Pedro Hurpia. Travail en atelier, 2022. Crédit photo: ENE / Jean-Sébastien Veilleux photographe.

Pedro Hurpia

Artiste / Été 2022

Texte-témoin

Pedro Hurpia aurait pu être un scientifique, car il est rigoureux et s’intéresse aux mathématiques. La première impression donnée par les dispositifs dans son atelier en est une d’ordre; les objets sont disposés à distance quasi égale, les dessins de paraboles occupent les murs, le noir et blanc domine. Puis, les détails se mettent à apparaître, des fragments de nature dans des contextes instables : cailloux omniprésents, planchettes dont la courbure est maintenue par lesdits cailloux, stabilité incertaine de certaines mises en place.

L’artiste raconte le déclencheur de toute sa recherche à Est-Nord-Est : l’image d’un écrasement d’avion en 2019, à proximité de Saint-Jean-Port-Joli.
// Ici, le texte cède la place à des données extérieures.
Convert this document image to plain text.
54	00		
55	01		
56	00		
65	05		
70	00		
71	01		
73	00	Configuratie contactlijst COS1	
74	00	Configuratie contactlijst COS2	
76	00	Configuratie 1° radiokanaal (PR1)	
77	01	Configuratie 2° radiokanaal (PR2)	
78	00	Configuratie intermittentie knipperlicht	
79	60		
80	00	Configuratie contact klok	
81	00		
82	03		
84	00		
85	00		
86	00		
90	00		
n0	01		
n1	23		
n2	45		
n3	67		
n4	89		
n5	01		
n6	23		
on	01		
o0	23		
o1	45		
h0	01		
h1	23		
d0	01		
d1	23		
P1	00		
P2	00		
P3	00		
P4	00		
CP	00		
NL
L’avion a décollé, puis a entamé une descente à la courbe parabolique imparfaite avant de s’abîmer dans la forêt, provoquant la mort du pilote. L’entropie s’est introduite dans le processus. C’est à partir de ce postulat que l’artiste a cherché différentes itérations de la parabole dans la nature, les a photographiées et retravaillées avec un logiciel. Il a ensuite réalisé un court film à partir de ces images et de scènes naturelles.

Il s’agit finalement de narrer l’histoire du temps long géologique, couplé au temps court de l’écrasement. De la rencontre inattendue des deux périodisations naissent des narrations improbables, celle d’une formation rocheuse qui dialogue avec une parabole, de l’intersection entre l’imperfection humaine et la régularité naturelle. L’entremêlement de la stabilité naturelle et des courbes régulières qu’elle produit, joint à l’imprévisibilité humaine, produisent des installations détaillées.

Voir derrière les apparences, c’est la tâche que s’est donnée l’artiste. Sans doute parce que selon lui, « l’effondrement est imminent », il faut cerner les forces à l’œuvre dans la nature. Derrière l’ordre apparent se trouvent les manifestations de l’entropie, désorganisant et réorganisant le monde. Il faut peut-être aussi révéler les forces se situant entre science et croyances, celles qui sont agissantes mais que la science refuse de reconnaître. Lors d’une précédente résidence en Finlande, Pedro avait travaillé sur les sourciers, dont plusieurs gagnent leur vie en découvrant des sources aquifères aux quatre coins du globe. Certaines forces cachées nous lient au monde naturel, nous dit l’artiste.

Biographie

L’artiste Pedro Hurpia explore les notions de déplacement et d’effondrement, non seulement de façon géographique, mais également au niveau de la dissonance cognitive (stress psychologique) lorsqu’un individu ou un groupe est capable de neutraliser le niveau de logique même le plus élémentaire. Par exemple, en niant les preuves, en créant de faux souvenirs, en distordant les perceptions, en ignorant les affirmations scientifiques ou en déclenchant une perte de contact avec la réalité. Il fait l’utilisation de stratégies fictionnelles en inventant des récits et en recréant divers dispositifs existants afin de « comprendre » ce phénomène naturel et les anomalies géophysiques qui ne sont perçues par l’humain que lorsqu’il remonte à la surface ou lorsque le corps est directement touché.